One Perspective: Is state reaching too far with anti-HIV exposure laws?

Scott Forsyth, The Daily Record Newswire

Remember Nushawn Williams? In the mid-1990s he contributed to a HIV crisis in Chautaugua County. Knowing he was infected with the virus, he had unprotected sex with multiple women. Many of the women later tested positive for HIV.

Williams pled guilty to charges of rape and reckless endangerment. He was imprisoned for 12 years. The state now wants to commit him indefinitely as a sex offender.

Last week Williams was in the news again. His attorney announced Williams was not HIV-positive, according to a recent test.

I mention Williams because he illustrates society’s desire to get tough on the transmission of HIV. Thirty-two states have laws that punish a person for simply exposing another to HIV. The virus does not have to be actually transmitted and there does not have to be a meaningful risk of transmission.

New York has such a law. It is the model of simplicity.

“Any person, who, knowing himself or herself to be infected with an infectious venereal disease, has sexual intercourse with another shall be guilty of a misdemeanor,” Public Health Law § 2307.
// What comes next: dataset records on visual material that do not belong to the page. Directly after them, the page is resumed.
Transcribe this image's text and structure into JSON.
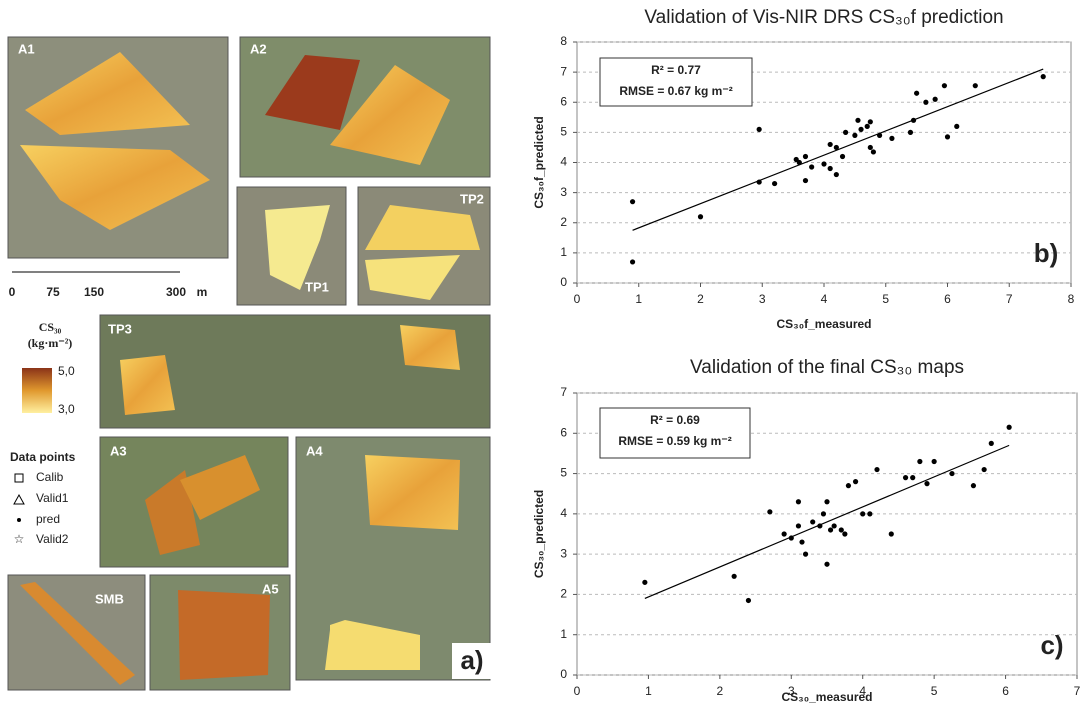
{
  "map_panel": {
    "site_labels": [
      "A1",
      "A2",
      "TP1",
      "TP2",
      "TP3",
      "A3",
      "A4",
      "SMB",
      "A5"
    ],
    "scale_labels": [
      "0",
      "75",
      "150",
      "300",
      "m"
    ],
    "legend_title": "CS₃₀",
    "legend_unit": "(kg·m⁻²)",
    "legend_max": "5,0",
    "legend_min": "3,0",
    "points_title": "Data points",
    "points": [
      "Calib",
      "Valid1",
      "pred",
      "Valid2"
    ],
    "panel_label": "a)"
  },
  "chart_data": [
    {
      "type": "scatter",
      "title": "Validation of Vis-NIR DRS CS₃₀f prediction",
      "x_label": "CS₃₀f_measured",
      "y_label": "CS₃₀f_predicted",
      "x": [
        0.9,
        0.9,
        2.0,
        2.95,
        2.95,
        3.2,
        3.55,
        3.6,
        3.7,
        3.7,
        3.8,
        4.0,
        4.1,
        4.1,
        4.2,
        4.2,
        4.3,
        4.35,
        4.5,
        4.55,
        4.6,
        4.7,
        4.75,
        4.8,
        4.75,
        4.9,
        5.1,
        5.4,
        5.45,
        5.5,
        5.65,
        5.8,
        5.95,
        6.0,
        6.15,
        6.45,
        7.55
      ],
      "values": [
        2.7,
        0.7,
        2.2,
        5.1,
        3.35,
        3.3,
        4.1,
        4.0,
        3.4,
        4.2,
        3.85,
        3.95,
        3.8,
        4.6,
        3.6,
        4.5,
        4.2,
        5.0,
        4.9,
        5.4,
        5.1,
        5.2,
        4.5,
        4.35,
        5.35,
        4.9,
        4.8,
        5.0,
        5.4,
        6.3,
        6.0,
        6.1,
        6.55,
        4.85,
        5.2,
        6.55,
        6.85
      ],
      "color": "#000000",
      "trendline": {
        "x": [
          0.9,
          7.55
        ],
        "values": [
          1.75,
          7.1
        ]
      },
      "annotations": [
        "R² = 0.77",
        "RMSE = 0.67 kg m⁻²"
      ],
      "panel_label": "b)",
      "xlim": [
        0,
        8
      ],
      "ylim": [
        0,
        8
      ],
      "xticks": [
        0,
        1,
        2,
        3,
        4,
        5,
        6,
        7,
        8
      ],
      "yticks": [
        0,
        1,
        2,
        3,
        4,
        5,
        6,
        7,
        8
      ],
      "grid": true
    },
    {
      "type": "scatter",
      "title": "Validation of the final CS₃₀ maps",
      "x_label": "CS₃₀_measured",
      "y_label": "CS₃₀_predicted",
      "x": [
        0.95,
        2.2,
        2.4,
        2.7,
        2.9,
        3.0,
        3.1,
        3.1,
        3.15,
        3.2,
        3.3,
        3.4,
        3.45,
        3.5,
        3.5,
        3.55,
        3.6,
        3.7,
        3.75,
        3.8,
        3.9,
        4.0,
        4.1,
        4.2,
        4.4,
        4.6,
        4.7,
        4.8,
        4.9,
        5.0,
        5.25,
        5.55,
        5.7,
        5.8,
        6.05
      ],
      "values": [
        2.3,
        2.45,
        1.85,
        4.05,
        3.5,
        3.4,
        3.7,
        4.3,
        3.3,
        3.0,
        3.8,
        3.7,
        4.0,
        2.75,
        4.3,
        3.6,
        3.7,
        3.6,
        3.5,
        4.7,
        4.8,
        4.0,
        4.0,
        5.1,
        3.5,
        4.9,
        4.9,
        5.3,
        4.75,
        5.3,
        5.0,
        4.7,
        5.1,
        5.75,
        6.15
      ],
      "color": "#000000",
      "trendline": {
        "x": [
          0.95,
          6.05
        ],
        "values": [
          1.9,
          5.7
        ]
      },
      "annotations": [
        "R² = 0.69",
        "RMSE = 0.59 kg m⁻²"
      ],
      "panel_label": "c)",
      "xlim": [
        0,
        7
      ],
      "ylim": [
        0,
        7
      ],
      "xticks": [
        0,
        1,
        2,
        3,
        4,
        5,
        6,
        7
      ],
      "yticks": [
        0,
        1,
        2,
        3,
        4,
        5,
        6,
        7
      ],
      "grid": true
    }
  ]
}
As of 2010, nobody had been prosecuted for violating the law, probably because in many of its applications the law is the model of unconstitutionality, treading on sexual privacy. This battle between public health and privacy is playing out right now in of all places Minnesota, the most recent state to permit same-sex marriages.

Daniel Rick is HIV-positive. He had unprotected sex on multiple occasions with a partner, who eventually tested positive. Rick had told his partner about his status.
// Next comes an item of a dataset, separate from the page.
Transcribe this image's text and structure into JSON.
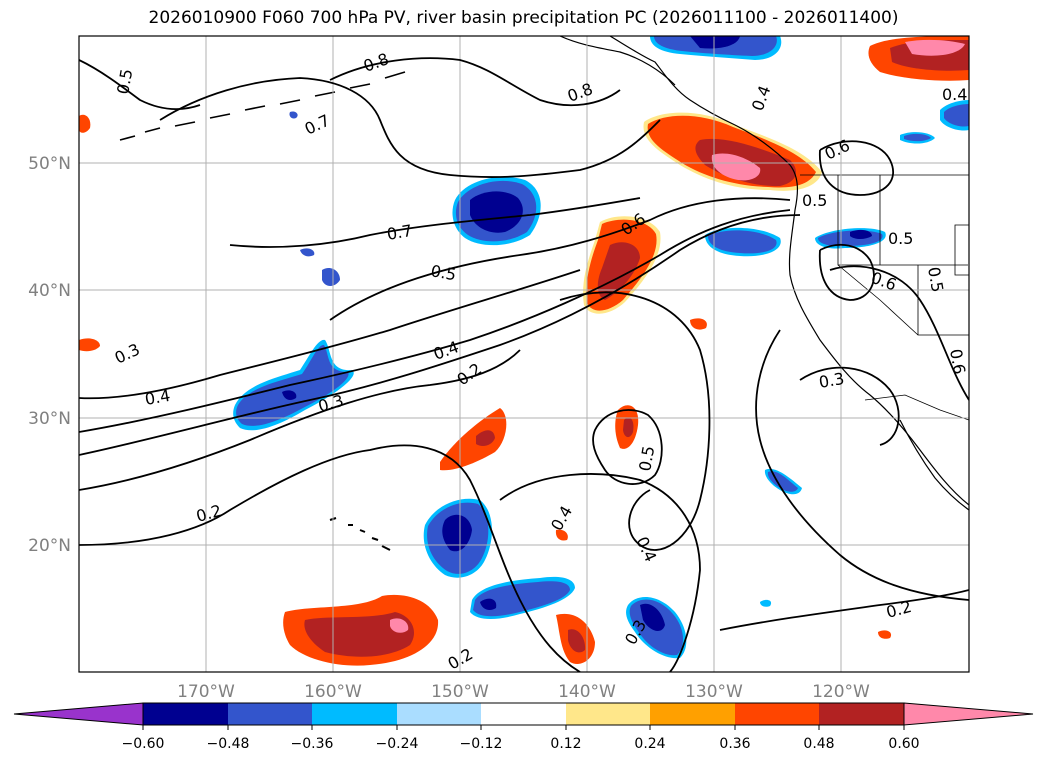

When Rick and his partner broke up, the latter complained to the county. It charged Rick with attempted assault under a statute that criminalizes the “transfer” of “sperm” by a person “who knowingly harbors an infectious agent.” He was convicted. An intermediate appellate court overturned the conviction and the county appealed, State v. Rick, 821 N.W.2d 610 (Minn. App. 2012).

The Supreme Court has long recognized a “realm of personal liberty which the government may not enter,” Lawrence v. Texas, 539 U.S. 558, 577 (2003). Procreation and engaging in nonprocreative sexual activity with a person of the opposite sex and the same sex fall within this realm.

On a more general level, the Supreme Court has protected a person’s “choices to enter into and maintain certain intimate relationships,” relationships that “define one’s identity.” A law that burdens the ability to form these relationships must withstand heightened scrutiny or strict scrutiny, depending on the particular relationship at issue.

Minnesota’s law, like New York’s, penalizes a HIV-positive male for trying to beget a child or for just engaging in consensual sex with a woman or a man in the privacy of his home. The states do so in the name of preventing the spread HIV. But is the risk of transmission that great? No.

The probability of a HIV-positive man transmitting the virus to a woman during a single act of unprotected sex is estimated to be 1 in 1,250. This risk decreases to 1 in 31,250 if the HIV is detected early and the man undergoes treatment. Antiretroviral drugs reduce the presence of the virus in the body.

The states cannot justify the laws on the basis of the gravity of the consequences of contracting HIV. It is not a death sentence. For those with access to medical care, the disease becomes a chronic, manageable condition, like diabetes.

Neither law permits a middle ground. Intercourse, with or without disclosure, is illegal. The laws interfere severely with the exercise of a fundamental right.

Reducing the incidence of HIV is a legitimate state interest and may be even compelling, as strict scrutiny requires. However, Minnesota’s and New York’s laws are not narrowly drawn to achieve this interest.

How does the county attorney pressing the appeal respond? He demonizes Rick, calling him “the worst kind of sexual predator.” “If he wants to have sex, use a condom. That’s what people do all the time.”

To the county attorney, I guess the ends, here the removal of a Nushawn Williams-like character from society, justifies the means. We shall see what the Minnesota Supreme Court says on the subject.